Duran Duran bassist/sex symbol/all-around good guy John Taylor turns 52 years old today. And no, I don’t actually have 52 entirely well-thought-out reasons why he’s as cool as he is — even though he clearly deserves each and every one. I’ll do what I can. Feel free to add more in the comments.
HE’S STILL NERDY: John loves to use Twitter. But unlike the vast majority of pretentious celebrities who use it, J.T. is just one of us, tweeting important and — sure — some important stuff too. This week’s best tweet so far: “excuse me- I am headed uptown with Mssrs Taylor and Le Bon to watch England.” Or maybe more appropriately: “come on 52- let’s get this over and done with..”
HE’S HUMBLE BUT HONEST ABOUT HIS LOOKS: In an interview last year, the reporter asked about his sex symbol status. Okay, not the greatest question, or even unexpected, and John could have thrown him a lame answer and nobody would have blamed him. Instead we got: “It’s a beautiful thing. I’m happy to be of service. Look, I’m OK with who I am.”
HIS BASS WORK IS LEGENDARY: Okay, so Taylor didn’t make Rolling Stone’s list of top 10 bassists. Big surprise. That magazine, which holds the Rock Hall of Fame hostage, should have voted DD into Cleveland the first years of eligibility. But plenty of other rankings do include Taylor among their top 10. “Taylor’s work is tight, funky, and melodic, but what sets it apart is its elegance,” one reviewer said. “He has the heart of a ’60s R&B bassist, but also a knack for detail, which makes his bass playing very exact and to the point.”
THE SOLO WORK: No, not his stuff with Power Station. Did you know Taylor’s done a bunch of solo projects through the years? If you didn’t, it’s because it’s not shoved down our throats, like some artists are guilty of doing. Google “Feelings Are Good” (his first solo work with Steve Jones of the Sex Pistols) and “Dream Home Heartaches,” his reworking of several Roxy Music classics.

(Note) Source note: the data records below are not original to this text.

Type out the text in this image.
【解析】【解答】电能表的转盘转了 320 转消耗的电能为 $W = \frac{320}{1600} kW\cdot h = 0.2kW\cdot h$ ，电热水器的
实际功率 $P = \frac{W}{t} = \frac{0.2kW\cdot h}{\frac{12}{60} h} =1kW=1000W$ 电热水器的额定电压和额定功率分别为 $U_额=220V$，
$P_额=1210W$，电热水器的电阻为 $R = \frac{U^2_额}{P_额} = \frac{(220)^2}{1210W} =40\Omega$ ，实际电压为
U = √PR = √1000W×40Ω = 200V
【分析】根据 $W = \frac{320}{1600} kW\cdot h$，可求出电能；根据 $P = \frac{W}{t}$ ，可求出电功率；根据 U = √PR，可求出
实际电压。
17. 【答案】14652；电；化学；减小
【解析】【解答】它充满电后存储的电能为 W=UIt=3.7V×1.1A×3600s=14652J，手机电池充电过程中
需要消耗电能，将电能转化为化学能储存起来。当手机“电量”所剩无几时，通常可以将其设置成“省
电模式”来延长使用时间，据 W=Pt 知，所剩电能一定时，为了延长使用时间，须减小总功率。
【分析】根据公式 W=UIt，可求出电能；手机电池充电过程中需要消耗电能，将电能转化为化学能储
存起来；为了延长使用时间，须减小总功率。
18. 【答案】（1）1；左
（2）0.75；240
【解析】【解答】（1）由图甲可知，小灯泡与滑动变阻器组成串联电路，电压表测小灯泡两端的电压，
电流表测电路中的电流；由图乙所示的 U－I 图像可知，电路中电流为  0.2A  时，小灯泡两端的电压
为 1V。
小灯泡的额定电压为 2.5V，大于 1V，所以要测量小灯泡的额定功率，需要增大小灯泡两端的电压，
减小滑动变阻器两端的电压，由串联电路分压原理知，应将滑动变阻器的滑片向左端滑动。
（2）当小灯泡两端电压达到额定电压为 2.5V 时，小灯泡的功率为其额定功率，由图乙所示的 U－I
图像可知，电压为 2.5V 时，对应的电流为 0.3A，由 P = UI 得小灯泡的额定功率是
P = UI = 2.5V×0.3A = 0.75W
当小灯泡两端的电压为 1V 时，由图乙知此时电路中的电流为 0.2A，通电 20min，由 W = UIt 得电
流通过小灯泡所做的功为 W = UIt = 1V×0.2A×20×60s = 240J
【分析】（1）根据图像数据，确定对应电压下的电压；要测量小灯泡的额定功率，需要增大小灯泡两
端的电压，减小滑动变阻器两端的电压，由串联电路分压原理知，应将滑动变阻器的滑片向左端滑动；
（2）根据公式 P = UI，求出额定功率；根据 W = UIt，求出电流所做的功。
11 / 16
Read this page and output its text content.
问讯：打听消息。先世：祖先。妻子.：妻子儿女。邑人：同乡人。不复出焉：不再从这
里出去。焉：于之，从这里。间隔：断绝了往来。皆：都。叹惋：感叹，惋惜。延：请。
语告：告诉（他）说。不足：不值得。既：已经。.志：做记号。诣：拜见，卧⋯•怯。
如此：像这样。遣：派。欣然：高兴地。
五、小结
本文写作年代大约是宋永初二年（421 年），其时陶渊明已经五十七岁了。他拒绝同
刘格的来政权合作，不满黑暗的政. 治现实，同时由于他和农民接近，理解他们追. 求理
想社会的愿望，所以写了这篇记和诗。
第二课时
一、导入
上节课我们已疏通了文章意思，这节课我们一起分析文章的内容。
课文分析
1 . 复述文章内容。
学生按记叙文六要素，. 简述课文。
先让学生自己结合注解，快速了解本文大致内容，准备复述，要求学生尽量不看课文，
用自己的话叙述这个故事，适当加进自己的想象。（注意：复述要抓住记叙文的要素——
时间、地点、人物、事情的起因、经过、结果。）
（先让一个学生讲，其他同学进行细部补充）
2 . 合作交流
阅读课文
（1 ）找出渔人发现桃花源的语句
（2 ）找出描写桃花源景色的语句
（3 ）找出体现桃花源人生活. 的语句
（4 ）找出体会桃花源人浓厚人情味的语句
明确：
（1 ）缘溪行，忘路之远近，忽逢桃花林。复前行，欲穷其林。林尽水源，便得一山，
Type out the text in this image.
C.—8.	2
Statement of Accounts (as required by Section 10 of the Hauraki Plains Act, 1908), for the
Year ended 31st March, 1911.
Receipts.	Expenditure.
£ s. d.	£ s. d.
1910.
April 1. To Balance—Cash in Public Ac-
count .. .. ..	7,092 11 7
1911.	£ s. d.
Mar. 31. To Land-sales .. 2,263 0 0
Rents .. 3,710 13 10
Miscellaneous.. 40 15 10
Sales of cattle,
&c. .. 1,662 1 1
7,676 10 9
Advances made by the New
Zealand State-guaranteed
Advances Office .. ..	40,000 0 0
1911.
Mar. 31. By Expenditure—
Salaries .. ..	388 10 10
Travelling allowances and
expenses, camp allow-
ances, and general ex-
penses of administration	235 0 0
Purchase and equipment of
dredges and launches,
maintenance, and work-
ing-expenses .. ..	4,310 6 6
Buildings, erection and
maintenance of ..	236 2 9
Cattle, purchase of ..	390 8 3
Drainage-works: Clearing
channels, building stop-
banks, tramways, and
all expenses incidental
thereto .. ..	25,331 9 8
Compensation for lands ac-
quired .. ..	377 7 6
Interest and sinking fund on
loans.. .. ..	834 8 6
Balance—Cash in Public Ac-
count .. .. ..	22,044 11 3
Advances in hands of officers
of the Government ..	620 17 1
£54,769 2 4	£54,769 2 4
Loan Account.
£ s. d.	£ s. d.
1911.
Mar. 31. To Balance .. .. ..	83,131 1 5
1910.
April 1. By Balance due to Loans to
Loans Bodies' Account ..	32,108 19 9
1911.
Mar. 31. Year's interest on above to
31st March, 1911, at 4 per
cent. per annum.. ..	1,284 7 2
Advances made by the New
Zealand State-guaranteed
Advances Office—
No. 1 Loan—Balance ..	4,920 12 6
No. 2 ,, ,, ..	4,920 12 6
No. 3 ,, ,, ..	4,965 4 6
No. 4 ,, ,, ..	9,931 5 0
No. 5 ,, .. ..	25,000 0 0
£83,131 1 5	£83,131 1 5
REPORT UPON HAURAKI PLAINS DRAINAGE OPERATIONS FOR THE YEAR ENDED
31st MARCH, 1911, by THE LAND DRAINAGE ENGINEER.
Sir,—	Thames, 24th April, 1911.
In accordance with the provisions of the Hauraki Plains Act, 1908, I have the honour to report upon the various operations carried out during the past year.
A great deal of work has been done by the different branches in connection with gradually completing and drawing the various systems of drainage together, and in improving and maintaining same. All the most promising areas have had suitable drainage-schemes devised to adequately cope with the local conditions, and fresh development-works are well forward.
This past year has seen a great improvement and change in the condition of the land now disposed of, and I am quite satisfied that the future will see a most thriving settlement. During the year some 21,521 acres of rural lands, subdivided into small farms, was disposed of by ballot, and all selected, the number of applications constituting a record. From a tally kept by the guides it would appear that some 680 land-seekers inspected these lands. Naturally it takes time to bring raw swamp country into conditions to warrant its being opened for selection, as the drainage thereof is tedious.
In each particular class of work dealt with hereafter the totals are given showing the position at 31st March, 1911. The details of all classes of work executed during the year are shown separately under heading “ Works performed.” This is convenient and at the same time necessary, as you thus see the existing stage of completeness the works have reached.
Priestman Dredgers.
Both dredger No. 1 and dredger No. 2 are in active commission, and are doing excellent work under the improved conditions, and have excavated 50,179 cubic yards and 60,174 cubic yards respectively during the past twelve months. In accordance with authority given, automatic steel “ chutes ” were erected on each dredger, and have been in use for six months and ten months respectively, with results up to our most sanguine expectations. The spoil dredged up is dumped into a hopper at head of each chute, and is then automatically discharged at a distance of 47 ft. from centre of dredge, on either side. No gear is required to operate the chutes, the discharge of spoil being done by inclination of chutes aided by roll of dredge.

HE’S ONE OF US: Consider this quote of his about illegal downloading of music: “It’s never, ever bothered me. I’m a music fan that didn’t have a lot of pocket money when he was a kid. I bought what I could afford and taped the rest off radio or made a tape from my friend’s copy of the album. I’m not hurting. I don’t have an attachment to what I call ‘delivery systems’. We write songs and we perform them live – that’s what we do for a living. … I think songwriters and performers will survive. They just will. Maybe there isn’t as much money in the pot as there was in the mid-70s or mid-80s, but the good writers and the good performers will survive.”